All over the world, infants have an inborn need to interact with others.  This need and bond is especially important with an infant’s caregivers.  The Bernard van Leer Early Childhood Focus Series on the Developing Brain discusses “The Social Brain” of infants.

#1  Before infants learn to sit up, they learn to trust and enjoy others.  Parents are their children’s first teachers.  In the early months of infancy, babies should learn that they will consistently and calmly have their needs met in order to create trust and bonding.  Human interactions are guided by goals and beliefs so parenting styles differ across the world and even in your own neighborhood, but consistency is important.  Some parents are willing to let a young infant cry for a certain amount of time or in certain situations due to their beliefs and goals while others will not let an infant cry for even a short time due to their beliefs and goals for the child.  Babies learn from the consistent actions of parents and caregivers regardless of which parenting style is used.  What are your beliefs and goals for your infant’s next few months and first year?

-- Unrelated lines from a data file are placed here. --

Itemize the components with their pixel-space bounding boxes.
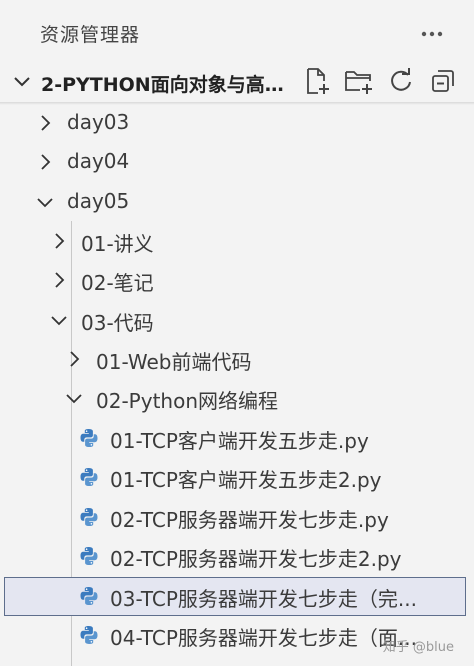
tree-item-label: 02-TCP服务器端开发七步走.py — [110, 508, 389, 532]
tree-item-label: day05 — [67, 189, 130, 213]
tree-item-label: 01-TCP客户端开发五步走.py — [110, 429, 369, 453]
tree-item-day05[interactable]: day05 — [0, 183, 470, 222]
refresh-icon — [391, 68, 411, 91]
refresh-button[interactable] — [386, 66, 416, 96]
tree-item-python-file[interactable]: 01-TCP客户端开发五步走.py — [0, 419, 470, 458]
tree-item-label: 01-TCP客户端开发五步走2.py — [110, 468, 382, 492]
chevron-down-icon — [37, 198, 53, 208]
tree-item-01-web-frontend[interactable]: 01-Web前端代码 — [0, 340, 470, 379]
chevron-down-icon — [66, 394, 82, 404]
tree-item-01-lecture[interactable]: 01-讲义 — [0, 222, 470, 261]
chevron-right-icon — [55, 272, 65, 288]
chevron-right-icon — [41, 115, 51, 131]
tree-item-python-file[interactable]: 02-TCP服务器端开发七步走.py — [0, 498, 470, 537]
tree-item-label: 02-TCP服务器端开发七步走2.py — [110, 547, 402, 571]
chevron-right-icon — [55, 233, 65, 249]
tree-item-label: day04 — [67, 149, 130, 173]
chevron-down-icon — [14, 77, 30, 87]
section-actions — [302, 66, 458, 96]
python-icon — [80, 547, 98, 565]
tree-item-label: 01-Web前端代码 — [96, 350, 252, 374]
tree-item-python-file[interactable]: 01-TCP客户端开发五步走2.py — [0, 458, 470, 497]
new-folder-button[interactable] — [344, 66, 374, 96]
python-icon — [80, 626, 98, 644]
tree-item-label: 03-TCP服务器端开发七步走（完... — [110, 587, 417, 611]
python-icon — [80, 508, 98, 526]
watermark: 知乎 @blue — [382, 640, 454, 655]
explorer-panel: 资源管理器 2-PYTHON面向对象与高... day03 day04 day0… — [0, 0, 474, 666]
tree-item-label: 04-TCP服务器端开发七步走（面... — [110, 626, 417, 650]
python-icon — [80, 429, 98, 447]
tree-item-label: 01-讲义 — [81, 232, 154, 256]
new-file-button[interactable] — [302, 66, 332, 96]
chevron-right-icon — [70, 351, 80, 367]
chevron-down-icon — [51, 316, 67, 326]
tree-item-02-notes[interactable]: 02-笔记 — [0, 261, 470, 300]
workspace-section-header[interactable]: 2-PYTHON面向对象与高... — [0, 62, 474, 102]
tree-item-label: 02-笔记 — [81, 271, 154, 295]
chevron-right-icon — [41, 154, 51, 170]
python-icon — [80, 587, 98, 605]
ellipsis-icon — [421, 31, 443, 37]
python-icon — [80, 468, 98, 486]
tree-item-02-python-network[interactable]: 02-Python网络编程 — [0, 379, 470, 418]
tree-item-python-file-selected[interactable]: 03-TCP服务器端开发七步走（完... — [4, 577, 466, 616]
collapse-all-icon — [432, 70, 454, 92]
tree-item-label: 03-代码 — [81, 311, 154, 335]
tree-item-label: 02-Python网络编程 — [96, 389, 278, 413]
more-actions-button[interactable] — [418, 20, 446, 48]
tree-item-03-code[interactable]: 03-代码 — [0, 301, 470, 340]
tree-item-day04[interactable]: day04 — [0, 143, 470, 182]
new-folder-icon — [345, 71, 372, 94]
workspace-title: 2-PYTHON面向对象与高... — [41, 74, 286, 96]
collapse-all-button[interactable] — [428, 66, 458, 96]
new-file-icon — [307, 68, 329, 94]
tree-item-python-file[interactable]: 02-TCP服务器端开发七步走2.py — [0, 537, 470, 576]
tree-item-label: day03 — [67, 110, 130, 134]
tree-item-day03[interactable]: day03 — [0, 104, 470, 143]
explorer-title: 资源管理器 — [40, 24, 141, 46]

If you plan to have help from a child care provider, make sure you discuss your beliefs and goals with her so you can both be consistent with your child.  How long to let a baby cry and how to comfort should be discussed as well as addressing how to help the child to go to sleep or learn to self-soothe.

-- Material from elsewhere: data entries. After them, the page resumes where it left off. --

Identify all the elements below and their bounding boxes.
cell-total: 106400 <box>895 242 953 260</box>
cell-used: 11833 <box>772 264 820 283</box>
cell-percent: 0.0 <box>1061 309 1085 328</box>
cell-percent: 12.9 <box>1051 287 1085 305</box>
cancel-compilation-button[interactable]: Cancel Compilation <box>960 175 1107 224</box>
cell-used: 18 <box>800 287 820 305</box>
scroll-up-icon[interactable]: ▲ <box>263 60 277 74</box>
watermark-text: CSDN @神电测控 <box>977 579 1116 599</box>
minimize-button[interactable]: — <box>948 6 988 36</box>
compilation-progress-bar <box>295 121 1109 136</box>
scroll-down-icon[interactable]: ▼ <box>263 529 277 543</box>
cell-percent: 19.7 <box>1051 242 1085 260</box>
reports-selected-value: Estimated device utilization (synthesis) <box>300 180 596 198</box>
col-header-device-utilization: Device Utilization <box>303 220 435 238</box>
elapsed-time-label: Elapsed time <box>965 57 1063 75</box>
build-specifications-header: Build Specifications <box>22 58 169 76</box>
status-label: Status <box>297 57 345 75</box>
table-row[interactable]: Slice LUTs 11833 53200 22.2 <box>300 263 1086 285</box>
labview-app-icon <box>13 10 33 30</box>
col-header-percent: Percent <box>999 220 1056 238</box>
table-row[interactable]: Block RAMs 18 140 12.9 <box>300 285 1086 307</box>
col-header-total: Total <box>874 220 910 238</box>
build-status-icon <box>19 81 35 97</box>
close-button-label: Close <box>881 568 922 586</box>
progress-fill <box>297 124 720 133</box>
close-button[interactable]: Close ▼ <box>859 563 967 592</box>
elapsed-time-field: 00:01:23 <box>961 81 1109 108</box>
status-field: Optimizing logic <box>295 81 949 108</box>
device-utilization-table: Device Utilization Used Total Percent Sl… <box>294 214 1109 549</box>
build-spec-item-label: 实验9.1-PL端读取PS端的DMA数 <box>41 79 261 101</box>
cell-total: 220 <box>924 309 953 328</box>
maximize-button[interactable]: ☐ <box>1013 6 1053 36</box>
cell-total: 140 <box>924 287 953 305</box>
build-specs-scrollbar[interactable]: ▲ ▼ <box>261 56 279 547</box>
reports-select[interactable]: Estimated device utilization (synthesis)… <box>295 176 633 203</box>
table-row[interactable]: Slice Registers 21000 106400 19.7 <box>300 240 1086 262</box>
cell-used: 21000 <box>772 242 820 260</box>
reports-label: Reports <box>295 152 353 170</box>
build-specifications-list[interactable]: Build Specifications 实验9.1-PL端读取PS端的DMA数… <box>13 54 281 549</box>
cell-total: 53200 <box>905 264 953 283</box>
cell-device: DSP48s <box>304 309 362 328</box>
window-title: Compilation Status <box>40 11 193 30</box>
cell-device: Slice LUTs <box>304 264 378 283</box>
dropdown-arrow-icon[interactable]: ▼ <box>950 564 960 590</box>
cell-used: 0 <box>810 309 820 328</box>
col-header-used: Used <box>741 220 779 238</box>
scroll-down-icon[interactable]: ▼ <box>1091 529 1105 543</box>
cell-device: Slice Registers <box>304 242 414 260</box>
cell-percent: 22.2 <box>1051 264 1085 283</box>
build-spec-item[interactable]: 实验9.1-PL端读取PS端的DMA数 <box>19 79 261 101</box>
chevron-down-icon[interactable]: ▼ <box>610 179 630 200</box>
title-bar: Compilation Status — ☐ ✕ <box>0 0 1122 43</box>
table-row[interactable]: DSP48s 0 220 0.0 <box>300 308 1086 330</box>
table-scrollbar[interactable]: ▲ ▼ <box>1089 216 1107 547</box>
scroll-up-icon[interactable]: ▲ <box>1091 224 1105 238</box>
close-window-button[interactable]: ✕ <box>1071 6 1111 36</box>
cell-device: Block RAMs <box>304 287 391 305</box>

#2  Babies love to look at faces and listen to people talk to them.  Many young babies prefer people to toys most of the time.  If young infants are given an active social life with a lot of eye contact, talking, singing, movement and gentle touch, babies establish trust and are able to develop the social part of their brain structure rapidly and deeply.  Small babies do not need a wide social network and to know many people, but those they are in contact with should provide rich social experiences.

Parents who need to have a caretaker help with their young infant should be sure the child care provider believes in providing eye contact, lots of talking and singing and touch.  Social interaction builds strong brains.

#3  Until about 5 months of age, infants have an extremely short attention span.  At the 5 month mark, most infants begin to recognize and respond to social cues such as repeatedly calling a child’s name and/or using a sing-song voice.  Interestingly, this is universal with parents all over the world engaging their infants in the same way.  Brain studies show the prefrontal cortex “lighting up” when a 5 month old begins to recognize these social cues.

When your child begins to respond to these cues, he/she has already developed the beginnings of trust and connections to his or her social world.   Continue the development by continuing to sing and talk, dance and hug, and add in books and quiet time routines.

Ask your child care provider if she reads to the children and provides them with books to chew on and look at.  Ask if she talks and sings to the children and observe interactions.  Talk about what is important to you now at 5 or 6 months and see if that meshes with her beliefs about infant development.

It does “take a village to raise a child” and differences among caregivers are normal and healthy for children to experience as long as each caregiver is consistent and open to discussion and thought.